As always, Les did not fail me and in an hour or so he filed a beautifully crafted and heartfelt obituary on his old mate and the Tele gave it the prominence it so richly deserved.
Les was that sort of bloke: loyal to his friends, generous with his time and always there when you needed him.
One day I rang him for a quote on a breaking story and he sounded a bit tired. He still gave me the quote even though it was in the middle of the night in Mongolia.
Les, who died on Monday after a long illness aged 71, was a man of style and he loved life because he was a man of the world which for him had no borders.
He needed his comforts and his top hotels to be sure and in his many travels he would always seek a good meal and an even better red to round off the day.
But the flashy and glitzy restaurants were never really his preferred option. "Let's find a typical place with character where the locals go," he once told me.
This is because if he happened to be in Indonesia, South Africa, Bolivia or Uzbekistan he reckoned the best way to learn about a country and its culture is to mix with the locals in a place that looked and felt like their own not one of some multinational chain.

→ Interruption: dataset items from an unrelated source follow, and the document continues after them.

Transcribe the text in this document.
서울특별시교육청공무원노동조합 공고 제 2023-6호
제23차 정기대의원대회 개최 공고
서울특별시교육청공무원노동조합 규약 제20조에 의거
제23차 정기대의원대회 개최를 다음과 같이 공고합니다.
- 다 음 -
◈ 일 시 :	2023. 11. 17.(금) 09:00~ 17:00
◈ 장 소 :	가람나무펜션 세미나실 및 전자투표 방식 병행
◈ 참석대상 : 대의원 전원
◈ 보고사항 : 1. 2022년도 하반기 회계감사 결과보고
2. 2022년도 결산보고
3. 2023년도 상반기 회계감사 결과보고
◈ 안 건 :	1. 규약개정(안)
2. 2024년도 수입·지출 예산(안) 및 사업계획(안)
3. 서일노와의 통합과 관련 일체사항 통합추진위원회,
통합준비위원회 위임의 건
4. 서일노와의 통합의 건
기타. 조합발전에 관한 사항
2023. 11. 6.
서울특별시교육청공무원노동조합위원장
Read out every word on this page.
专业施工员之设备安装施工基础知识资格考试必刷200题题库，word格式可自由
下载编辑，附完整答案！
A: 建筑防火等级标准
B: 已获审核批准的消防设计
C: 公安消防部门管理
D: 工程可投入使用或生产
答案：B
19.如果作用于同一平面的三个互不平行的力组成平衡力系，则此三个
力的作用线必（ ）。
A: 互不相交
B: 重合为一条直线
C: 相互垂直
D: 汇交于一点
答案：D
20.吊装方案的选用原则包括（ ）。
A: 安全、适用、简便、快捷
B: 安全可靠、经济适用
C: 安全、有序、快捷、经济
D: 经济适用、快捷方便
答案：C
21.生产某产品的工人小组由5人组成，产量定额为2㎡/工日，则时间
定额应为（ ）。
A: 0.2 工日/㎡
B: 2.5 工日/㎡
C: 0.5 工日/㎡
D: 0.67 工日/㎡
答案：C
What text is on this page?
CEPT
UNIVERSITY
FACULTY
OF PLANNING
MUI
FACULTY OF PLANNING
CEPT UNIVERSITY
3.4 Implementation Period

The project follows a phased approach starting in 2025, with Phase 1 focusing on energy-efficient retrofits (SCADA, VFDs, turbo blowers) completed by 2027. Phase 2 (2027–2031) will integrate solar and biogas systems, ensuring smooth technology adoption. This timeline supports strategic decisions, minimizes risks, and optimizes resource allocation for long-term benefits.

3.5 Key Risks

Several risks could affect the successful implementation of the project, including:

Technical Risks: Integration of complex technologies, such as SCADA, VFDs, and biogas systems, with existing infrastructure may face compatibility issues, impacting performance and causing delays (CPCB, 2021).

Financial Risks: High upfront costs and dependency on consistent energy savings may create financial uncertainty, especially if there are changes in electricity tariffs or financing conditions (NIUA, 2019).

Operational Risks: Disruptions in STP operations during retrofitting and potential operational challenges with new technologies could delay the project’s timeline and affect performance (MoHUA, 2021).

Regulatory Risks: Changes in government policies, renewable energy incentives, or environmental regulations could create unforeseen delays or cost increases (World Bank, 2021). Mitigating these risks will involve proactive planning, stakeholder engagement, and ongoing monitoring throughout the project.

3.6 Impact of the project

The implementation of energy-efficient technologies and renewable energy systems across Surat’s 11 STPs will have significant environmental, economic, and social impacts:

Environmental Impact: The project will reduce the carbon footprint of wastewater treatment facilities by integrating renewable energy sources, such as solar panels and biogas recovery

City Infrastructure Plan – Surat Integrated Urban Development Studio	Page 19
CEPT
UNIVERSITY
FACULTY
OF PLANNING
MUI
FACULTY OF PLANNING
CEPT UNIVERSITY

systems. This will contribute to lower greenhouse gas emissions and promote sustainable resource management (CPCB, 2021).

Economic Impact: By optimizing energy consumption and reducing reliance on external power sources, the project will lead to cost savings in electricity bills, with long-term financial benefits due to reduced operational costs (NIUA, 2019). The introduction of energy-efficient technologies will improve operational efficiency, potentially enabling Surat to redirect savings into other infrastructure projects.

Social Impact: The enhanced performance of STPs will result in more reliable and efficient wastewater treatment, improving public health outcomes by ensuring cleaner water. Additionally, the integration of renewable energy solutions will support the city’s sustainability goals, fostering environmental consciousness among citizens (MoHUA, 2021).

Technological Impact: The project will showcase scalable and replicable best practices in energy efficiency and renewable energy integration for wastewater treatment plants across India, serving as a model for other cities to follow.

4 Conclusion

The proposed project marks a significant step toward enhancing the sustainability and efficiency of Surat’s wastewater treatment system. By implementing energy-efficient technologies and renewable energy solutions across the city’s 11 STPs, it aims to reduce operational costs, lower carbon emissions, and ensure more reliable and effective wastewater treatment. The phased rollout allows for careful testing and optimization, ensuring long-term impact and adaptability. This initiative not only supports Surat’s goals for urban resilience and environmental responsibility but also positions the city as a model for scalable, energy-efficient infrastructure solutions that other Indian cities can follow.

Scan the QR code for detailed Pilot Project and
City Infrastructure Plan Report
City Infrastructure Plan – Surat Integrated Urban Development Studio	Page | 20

It's called respect, which is probably why he always made an effort to learn the right pronunciation of every first and second name he uttered either on television or in private conversation.
If you are going to mention anyone you owe it to him or her to pronounce the name correctly.
Modern Aussie journalism would do very nicely with such high standards.
Australian football is reeling from a true icon of the world game, whose impeccable behaviour, real football mentality and high standing in the community will not be forgotten easily.
When I came to Australia in 1981 and soon discovered to my deep frustration the game's place in a country besotted with such strange games as Australian Rules, rugby league and cricket, Les would offer solace and plenty of conversations about the game we both loved with a passion.
He would be the only one I talked to who knew that the European Cup was not some sort of foreign gelato to hit our stores but football's most important club competition.
He knew that there was more to foreign football than Liverpool, Manchester United and the FA Cup.
And he knew above all that if Australia was to make it in the world game it would have to learn to appreciate the value and appeal of football at large.
Les was generous enough to introduce me to SBS.
Les leaves us with a rich legacy and a massive hole to fill.
The game is much stronger now than it was when he made his first tentative steps in Australia in the late 1970s.
It enjoys a profile that he has helped build with his sheer professionalism, dedication and love for the game.
Yet the greatest legacy he could leave is for aspiring journalists to follow in his footsteps and learn to report with fairness and respect and without fear.
Les Murray led by example throughout his career and I'm sure he will keep fighting for our game deep into extra time.